Une décision que ne comprend pas Ines Ibbou, qui a décidé de dévoiler ses conditions de travail dans une vidéo postée sur YouTube. Elle y adresse un message directement au joueur, finaliste du dernier Open d'Australie. "Cher Dominic, je me suis demandé ce qu'aurait été ma carrière, ma vie, si j'avais été à ta place (...) Savais-tu qu'en Algérie, les tournois juniors ITF sont très rares et qu'il n'y a pas le moindre tournoi pro ?", interroge d'abord la jeune femme.
Elle est ensuite revenue sur les fameuses conditions financières des jeunes joueuses. Ancienne gloire chez les juniors, Ines Ibbou se retrouve aujourd'hui forcée de composer avec une situation exécrable. "J'étais l'une des meilleures joueuses du monde à 14 ans. J'ai remporté mes premiers points WTA en gagnant un 10 000 dollars au même âge. Beaucoup de journalistes m'ont appelée le "miracle" du tennis algérien", explique Ibbou. "Mais on a du me fournir le minimum vital: de la nourriture et un endroit où dormir. Ma situation était désespérée. Mais je me suis remise sur les rails et j'ai réussi mon passage vers les pros. Malheureusement, je me suis blessée au pire moment, quand l'ITF a changé ses règles. Je ne suis pas sûre que cela t'ait vraiment affecté...", explique l'Algérienne.
Avant de confronter directement le joueur à ses propos. "Aujourd'hui, j'ai 21 ans et je suis autour de la 600e place mondiale. J'espère toujours réaliser le rêve pour lequel j'ai sacrifié mon enfance, ma scolarité, mon adolescence, ma vie de famille, mes amis, mon argent, les anniversaires, les vacances, toute ma vie ! Je suis une femme solitaire qui voyage généralement avec deux escales, à la recherche du billet le moins cher.

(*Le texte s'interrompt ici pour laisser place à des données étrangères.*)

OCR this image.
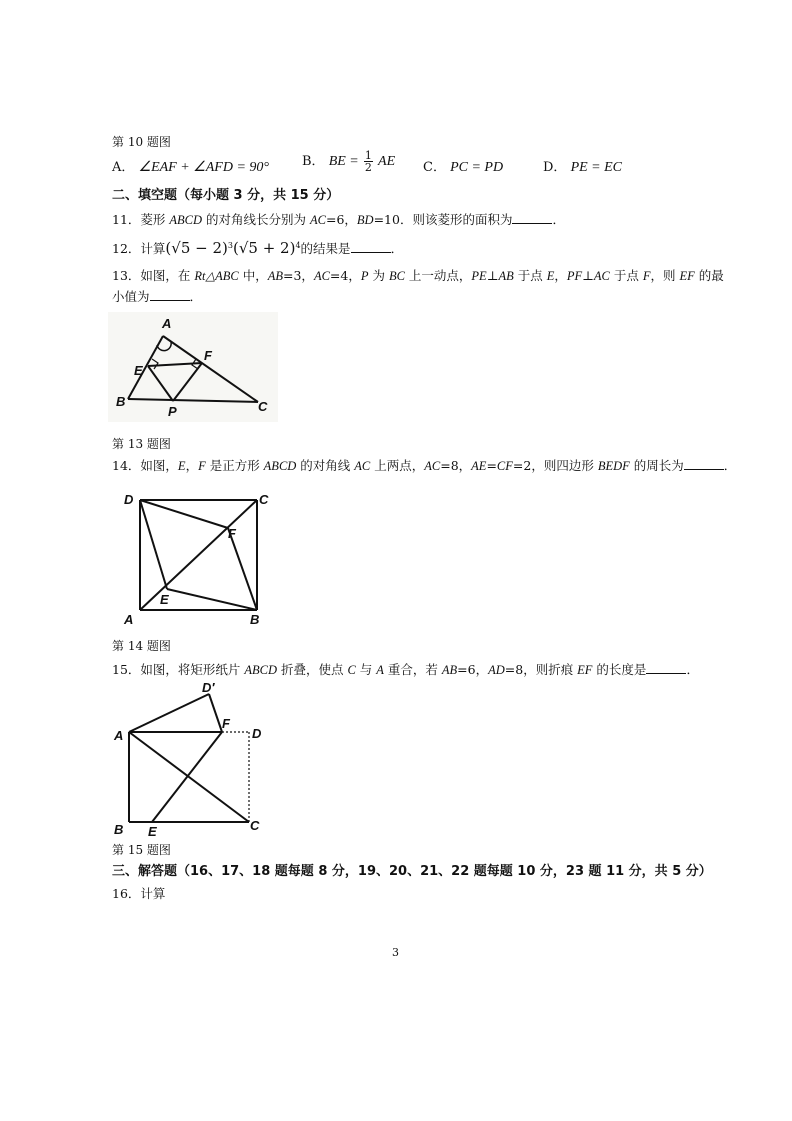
第 10 题图
A． ∠EAF + ∠AFD = 90°	B． BE = $\frac{1}{2}$ AE C． PC = PD	D． PE = EC
二、填空题（每小题 3 分，共 15 分）
11．菱形 ABCD 的对角线长分别为 AC=6，BD=10．则该菱形的面积为	．
12．计算$(√5 - 2)^3(√5 + 2)^4$的结果是	．
13．如图，在 Rt△ABC 中，AB=3，AC=4，P 为 BC 上一动点，PE⊥AB 于点 E，PF⊥AC 于点 F，则 EF 的最
小值为	．
A
F
E
B
P	C
第 13 题图
14．如图，E，F 是正方形 ABCD 的对角线 AC 上两点，AC=8，AE=CF=2，则四边形 BEDF 的周长为	．
D	C
F
E
A	B
第 14 题图
15．如图，将矩形纸片 ABCD 折叠，使点 C 与 A 重合，若 AB=6，AD=8，则折痕 EF 的长度是	．
D′
A
F
D
B E	C
第 15 题图
三、解答题（16、17、18 题每题 8 分，19、20、21、22 题每题 10 分，23 题 11 分，共 5 分）
16．计算
3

Je sacrifie mon temps, mes entraînements et mon repos pour postuler à un simple visa, sans garantie de l'avoir. Je loge loin des tournois pour réduire les coûts. Alternes-tu entre terre battue et dur d'une semaine à l'autre comme moi ? Finis-tu les tournois avec des trous dans tes chaussures comme moi ?", s'interroge la jeune joueuse.
Elle conclue, enfin, sur une note plus personnelle. "Dominic, laisse-moi te demander : qu'est-ce que ça fait d'offrir un cadeau à tes parents ? Je ne me souviens même pas du dernier anniversaire que j'ai célébré avec mes proches... tous ces sacrifices font partie du jeu mais c'est le court qui devrait décider de ma carrière, pas mes ressources financières. Cher Dominic, contrairement à toi, beaucoup partagent ma réalité. Ce n'est pas grâce à ton argent qu'on a survécu jusqu'à présent et personne ne t'a rien demandé. À part un peu de respect pour nos sacrifices. Des joueurs comme toi me font m'accrocher à mon rêve. S'il te plaît, ne gâche pas ça."